Councilman questions business-loan program's fairness to minorities
The fund, a 13-year-old nonprofit that works with Salt Lake City to grant loans up to $25,000, uses city money to jump-start businesses that can't get traditional loans through banks. The small loans typically go to service businesses, which are easier to start with small loans.
Yet, roughly three-quarters of the loans the fund has given went to white entrepreneurs, with Hispanic, black and other minorities making up the balance. In Carlton Christensen's council district, that's lower than his observed average of minorities.
"Are we sure that we're really getting to everybody that we ought to in an equitable way?" Christensen said. "I'm seeing a lot of small minority businesses crop up in my area, often because that's where the people live.

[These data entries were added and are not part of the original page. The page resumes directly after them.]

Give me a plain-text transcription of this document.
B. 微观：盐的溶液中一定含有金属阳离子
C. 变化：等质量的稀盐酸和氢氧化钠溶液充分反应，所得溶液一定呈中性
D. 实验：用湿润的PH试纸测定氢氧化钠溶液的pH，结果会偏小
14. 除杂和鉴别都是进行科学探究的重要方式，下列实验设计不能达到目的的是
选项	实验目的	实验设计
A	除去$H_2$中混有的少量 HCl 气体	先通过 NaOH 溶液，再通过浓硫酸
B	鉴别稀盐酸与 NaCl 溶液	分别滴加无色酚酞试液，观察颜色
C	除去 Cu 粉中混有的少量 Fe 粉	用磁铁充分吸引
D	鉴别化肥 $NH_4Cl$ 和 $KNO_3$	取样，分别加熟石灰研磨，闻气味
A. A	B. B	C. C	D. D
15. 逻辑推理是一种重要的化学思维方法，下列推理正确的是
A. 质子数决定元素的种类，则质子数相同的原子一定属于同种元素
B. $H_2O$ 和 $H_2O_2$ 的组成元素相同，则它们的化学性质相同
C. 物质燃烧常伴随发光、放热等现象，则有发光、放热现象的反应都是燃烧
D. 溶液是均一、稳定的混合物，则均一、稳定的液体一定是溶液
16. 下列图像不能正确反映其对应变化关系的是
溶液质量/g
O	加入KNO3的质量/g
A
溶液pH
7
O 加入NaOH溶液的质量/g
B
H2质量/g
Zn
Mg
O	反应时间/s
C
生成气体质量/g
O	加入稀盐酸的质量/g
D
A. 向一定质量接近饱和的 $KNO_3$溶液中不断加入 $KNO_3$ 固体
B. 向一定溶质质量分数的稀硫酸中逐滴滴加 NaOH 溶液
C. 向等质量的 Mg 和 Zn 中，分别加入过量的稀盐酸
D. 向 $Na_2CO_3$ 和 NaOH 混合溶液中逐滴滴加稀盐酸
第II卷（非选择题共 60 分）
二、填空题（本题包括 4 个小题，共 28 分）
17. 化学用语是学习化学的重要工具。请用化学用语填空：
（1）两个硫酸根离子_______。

I just wanted to make sure that they were doing their best in trying to reach out and give them a change to get going."
Kathy Ricci, executive director of the loan fund, said that the group gets most of its loan applicants through word-of-mouth referrals, but it would love to have more targeted advertising.
Ricci said she can reach the Hispanic community fairly easily through a chamber of commerce and numerous community organizations, but she struggles to find a conduit to the black, Pacific islander and other minority communities.
"If there were some sort of local newspaper of the ethnic communities, or an association or a gathering place," the loan fund could more easily reach potential clients.
Ricci warned that advertising more to minority groups won't automatically net the fund more applications.
"There could be a really large population of a certain ethnicity, but unless that's right for them or their families . . . I don't know that seeing some sort of correlated percentage is necessarily a good thing," she said.
The City Council is to vote on the grant at its meeting Tuesday.